Goal setting is an indispensable part of business strategy, forming the backbone of any business’s pursuit of success. Within this area, two terms frequently emerge at the forefront of strategic planning discussions: OKRs and KPIs. These acronyms represent powerful tools in a company’s arsenal, driving focus, alignment, and performance. But how do they differ? And how do they combine to create a strong goal-setting strategy?

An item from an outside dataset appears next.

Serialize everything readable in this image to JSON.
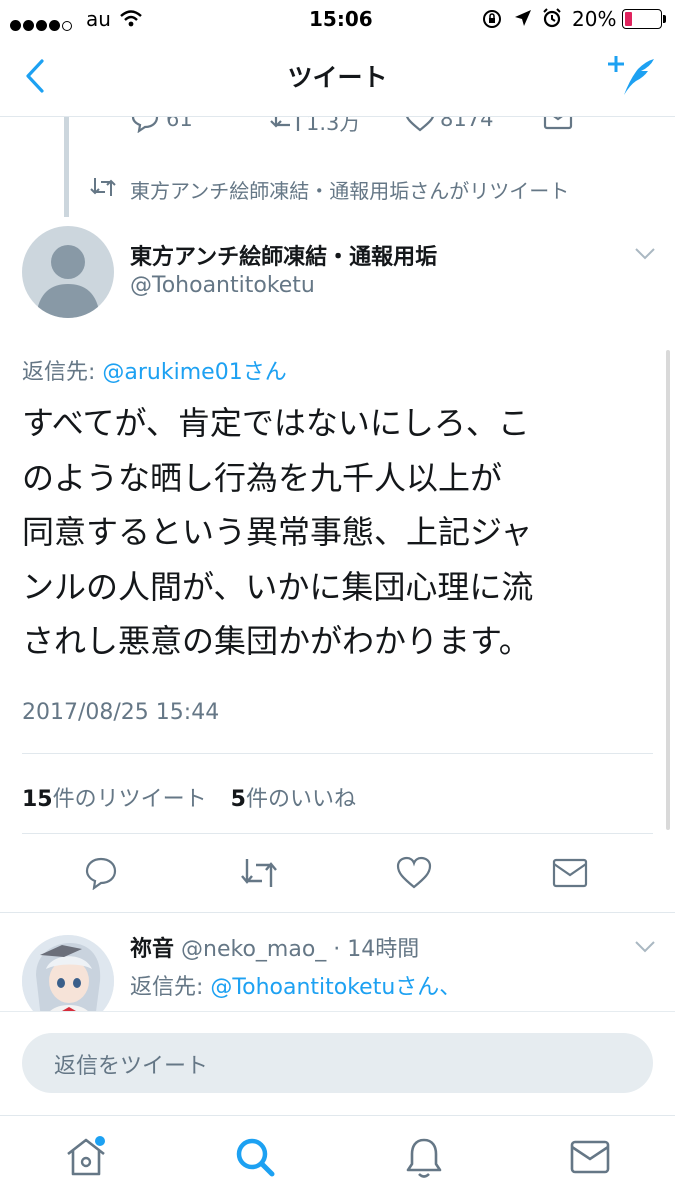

While one sets ambitious targets to propel a company forward, the other tracks the tangible outcomes of business activities. This article will explain the differences between OKRs and KPIs, outlining how the two can be used together to enhance your business’s performance.
Let’s dive in.
OKRs (Objectives and Key Results)
What are OKRs?
Objectives and Key Results (OKRs) are a goal-setting framework used by organisations to define measurable goals and track their outcomes. In this context, an Objective is a qualitative and inspirational goal set on a quarterly or annual basis. For example:
- Grow company profits
- Give customers an excellent experience
Clearly, these goals are a bit vague and broad. However, that’s what the Key Results part is for. Key Results are specific, time-bound, and verifiable. They are the ways in which you can prove you have reached your Objective. For example:
- See a 10% increase in company profits in six months.
- Reduce manufacturing costs by 5% by swapping to a cheaper provider in the next twelve months.
- See a 20% increase in the number of positive customer experience scores in twelve months.
- Resolve customer service queries by 10% in six months.
Key Results must be realistic and relate directly to their corresponding Objectives. Usually, there are between three and five Key Results per Objective. They can be seen as a sort of ‘roadmap’ towards achieving your Objective. For example:
- Boost company website’s SEO performance.
- Double monthly blog output from 4 to 8.
- Invest in a keyword research tool.
- Raise content quality by contracting an experienced writer.
- Gain 15 backlinks in the next six months.
Benefits of using OKRs
By having Objectives and Key Results laid out in this way, things are made super clear for everyone. It creates a process whereby CEOs and department leads must think about their goals deeply and come up with precise tactics to reach them. Plus:
- OKRs improve focus.
- Companies using OKRs are more transparent.
- Different parts of an organisation can be better aligned as they are working together towards a common goal.
- OKRs encourage regular check-ins to track progress.
- Everyone understands how their efforts contribute to the business, improving accountability and role satisfaction.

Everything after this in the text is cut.